Sebbene tali caffetterie limitassero originariamente la loro offerta all'uso di internet, alcune hanno ampliato la loro gamma di servizi introducendo la possibilità di consumare pasti e di svolgere attività finalizzate all'igiene personale. Esse sono spesso utilizzate dai pendolari che perdono l'ultimo treno; dalla comparsa del fenomeno negli anni novanta, tuttavia, il numero di persone che le utilizzano come dimora è in costante aumento.
Diffusione
Il fenomeno dei rifugiati degli internet café è comparso intorno alla fine degli anni novanta, e da allora il numero di persone che ricorrono a tale accorgimento è aumentato considerevolmente[1]. Uno studio del Ministero della salute e del lavoro giapponese del 2007 ha rivelato che più di 60 000 persone avevano passato almeno una notte in un internet café e che 5 400 persone vi risiedevano all'interno per lunghi periodi, in quanto impossibilitati a vivere in dimore tradizionali a causa di problemi finanziari[2][3].

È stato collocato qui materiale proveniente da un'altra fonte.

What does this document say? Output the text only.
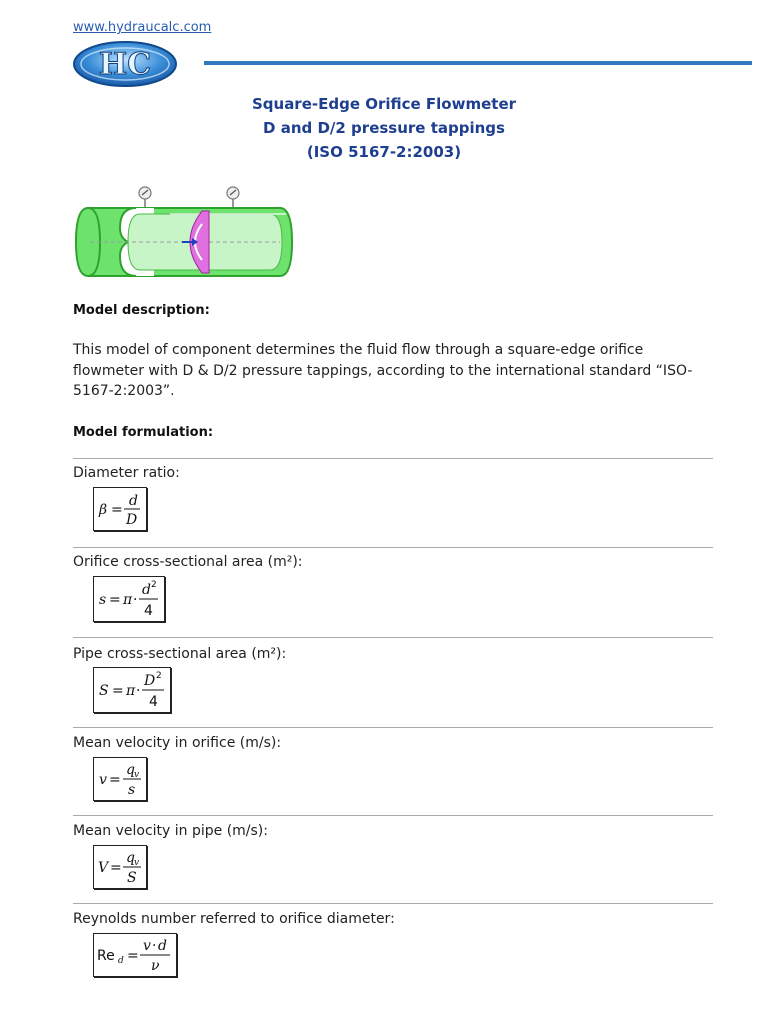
www.hydraucalc.com
HC
Square-Edge Orifice Flowmeter
D and D/2 pressure tappings
(ISO 5167-2:2003)
Model description:
This model of component determines the fluid flow through a square-edge orifice flowmeter with D & D/2 pressure tappings, according to the international standard “ISO-5167-2:2003”.
Model formulation:
Diameter ratio:
β =
d
D
Orifice cross-sectional area (m²):
s = π ·
d 2
4
Pipe cross-sectional area (m²):
S = π ·
D 2
4
Mean velocity in orifice (m/s):
v =
q v
s
Mean velocity in pipe (m/s):
V =
q v
S
Reynolds number referred to orifice diameter:
Re d =
v · d
ν
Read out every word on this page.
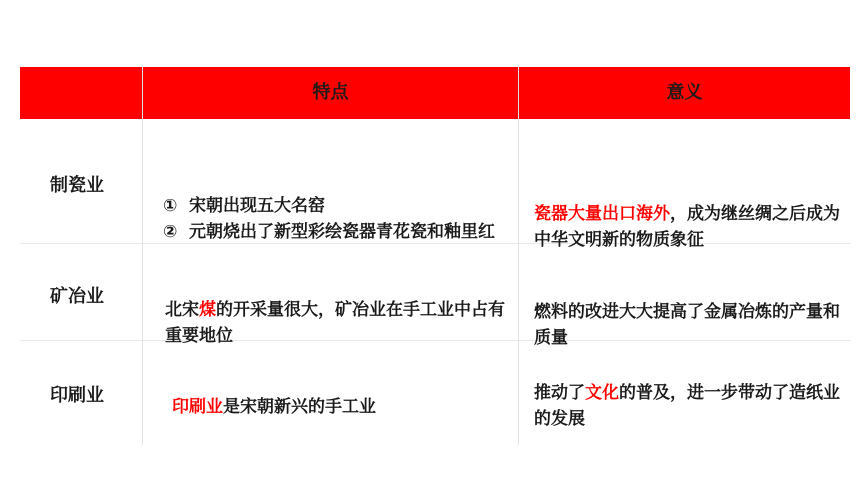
特点	意义
制瓷业
矿冶业
印刷业
① 宋朝出现五大名窑
② 元朝烧出了新型彩绘瓷器青花瓷和釉里红
瓷器大量出口海外，成为继丝绸之后成为中华文明新的物质象征
北宋煤的开采量很大，矿冶业在手工业中占有重要地位
燃料的改进大大提高了金属冶炼的产量和质量
印刷业是宋朝新兴的手工业
推动了文化的普及，进一步带动了造纸业的发展
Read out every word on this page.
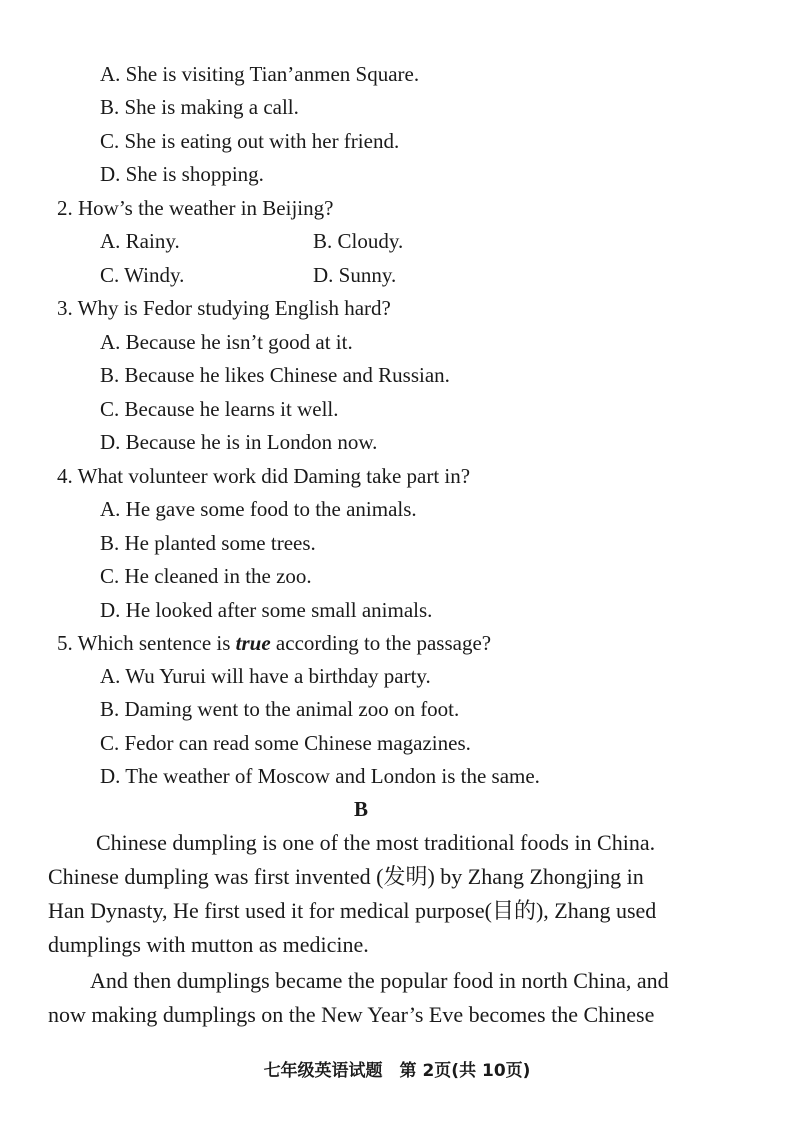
A. She is visiting Tian’anmen Square.
B. She is making a call.
C. She is eating out with her friend.
D. She is shopping.
2. How’s the weather in Beijing?
A. Rainy.	B. Cloudy.
C. Windy.	D. Sunny.
3. Why is Fedor studying English hard?
A. Because he isn’t good at it.
B. Because he likes Chinese and Russian.
C. Because he learns it well.
D. Because he is in London now.
4. What volunteer work did Daming take part in?
A. He gave some food to the animals.
B. He planted some trees.
C. He cleaned in the zoo.
D. He looked after some small animals.
5. Which sentence is true according to the passage?
A. Wu Yurui will have a birthday party.
B. Daming went to the animal zoo on foot.
C. Fedor can read some Chinese magazines.
D. The weather of Moscow and London is the same.
B
Chinese dumpling is one of the most traditional foods in China.
Chinese dumpling was first invented (发明) by Zhang Zhongjing in
Han Dynasty, He first used it for medical purpose(目的), Zhang used
dumplings with mutton as medicine.
And then dumplings became the popular food in north China, and
now making dumplings on the New Year’s Eve becomes the Chinese
七年级英语试题　第 2页(共 10页)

Il fenomeno sarebbe conseguenza della crescente disuguaglianza economica[4] e della crisi del mercato del lavoro in Giappone, in parte dovuta alla legalizzazione del lavoro part-time nel 1999[1]. Gli individui maggiormente interessati dal fenomeno sarebbero infatti lavoratori con contratti a tempo parziale (che nel 2015 rappresentavano il 38% del totale degli impiegati giapponesi[1]) e freeter[5] (giovani che passano da un lavoro all'altro per mantenersi senza perdere la propria libertà), sebbene i lavoratori con contratto a tempo pieno siano spesso costretti anch'essi a ricorrere a tale accorgimento per mancanza di tempo, preferendo dormire in un café piuttosto che fare ritorno alla propria abitazione[1].
I cubicoli degli internet café misurano generalmente 1,8 m di lunghezza per 1,2 m di larghezza, e il loro affitto mensile costa all'incirca 700 euro, cifra nella quale sono comprese, oltre all'uso del computer e di internet, anche coperte, cibo, bevande, e la possibilità di usufruire di un bagno per lavarsi e cambiarsi[3].